Toward Worker-Centered Automation

The long-term goal is a practical model of automation where construction workers can operate robots themselves, without relying on specialized robot operators for every task. That vision requires robots that can work alongside people, communicate through intuitive interfaces, and adapt to changing field conditions.

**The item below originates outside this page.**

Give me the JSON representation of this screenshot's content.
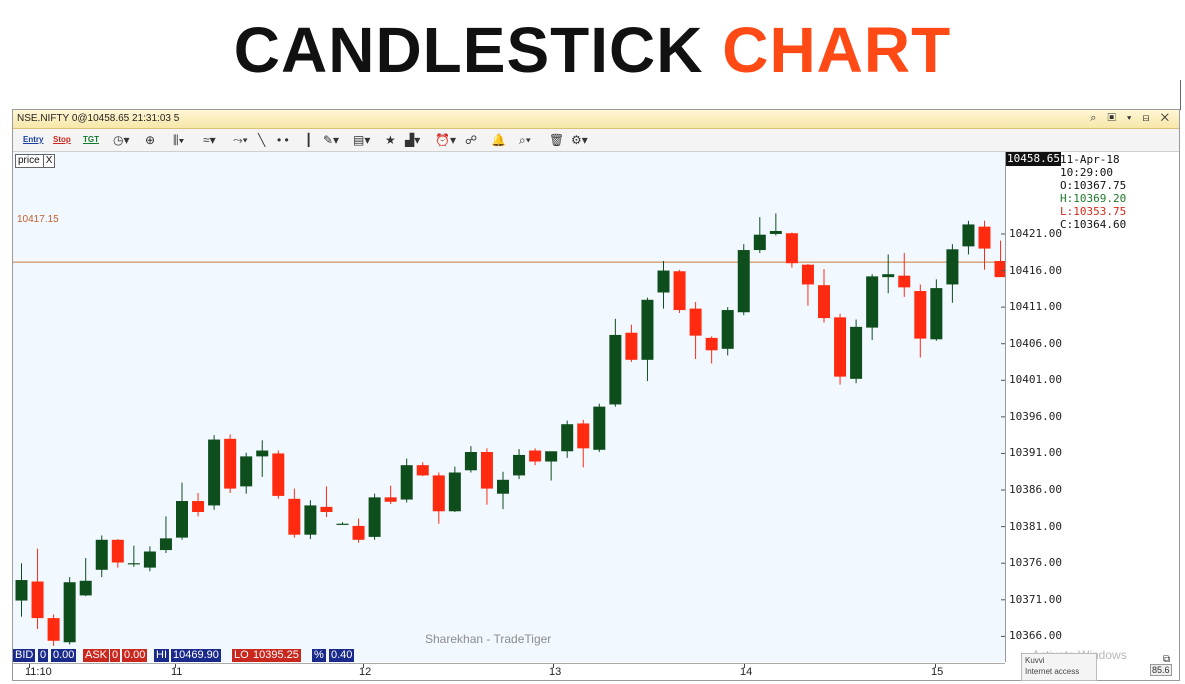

There are still many barriers before construction robots become common across jobsites. But by developing human-robot interfaces, XR teleoperation methods, and adaptive navigation systems together, SNUCEM is helping shape a version of construction automation that extends human capability rather than removing people from the process.

References

  1. ABB Robotics: Construction
  2. Y. Kim, H. Kim, R. Murphy, S. Lee, and C.R. Ahn, “Delegation or Collaboration: Understanding Different Construction Stakeholders’ Perceptions of Robotization,” Journal of Management in Engineering, 38, 04021084, 2022. https://doi.org/10.1061/(ASCE)ME.1943-5479.0000994
  3. S. Yoon, Y. Kim, M. Park, and C.R. Ahn, “Effects of Spatial Characteristics on the Human-Robot Communication Using Deictic Gesture in Construction,” Journal of Construction Engineering and Management, 149, 04023049, 2023. https://doi.org/10.1061/JCEMD4.COENG-12997
  4. S. Yoon, M. Park, and C.R. Ahn, “LaserDex: Improvising Spatial Tasks Using Deictic Gestures and Laser Pointing for Human-Robot Collaboration in Construction,” Journal of Computing in Civil Engineering, 38, 04024012, 2024. https://doi.org/10.1061/JCCEE5.CPENG-5715
  5. S. Yoon, S. Shin, S. Lee, M. Park, and C.R. Ahn, “Evaluating Viewpoint Control Techniques in Virtual Reality Interface for Teleoperating Construction Welding Robots,” in Proceedings of the 31st International Workshop on Intelligent Computing in Engineering, EG-ICE, 2024, pp. 345-354.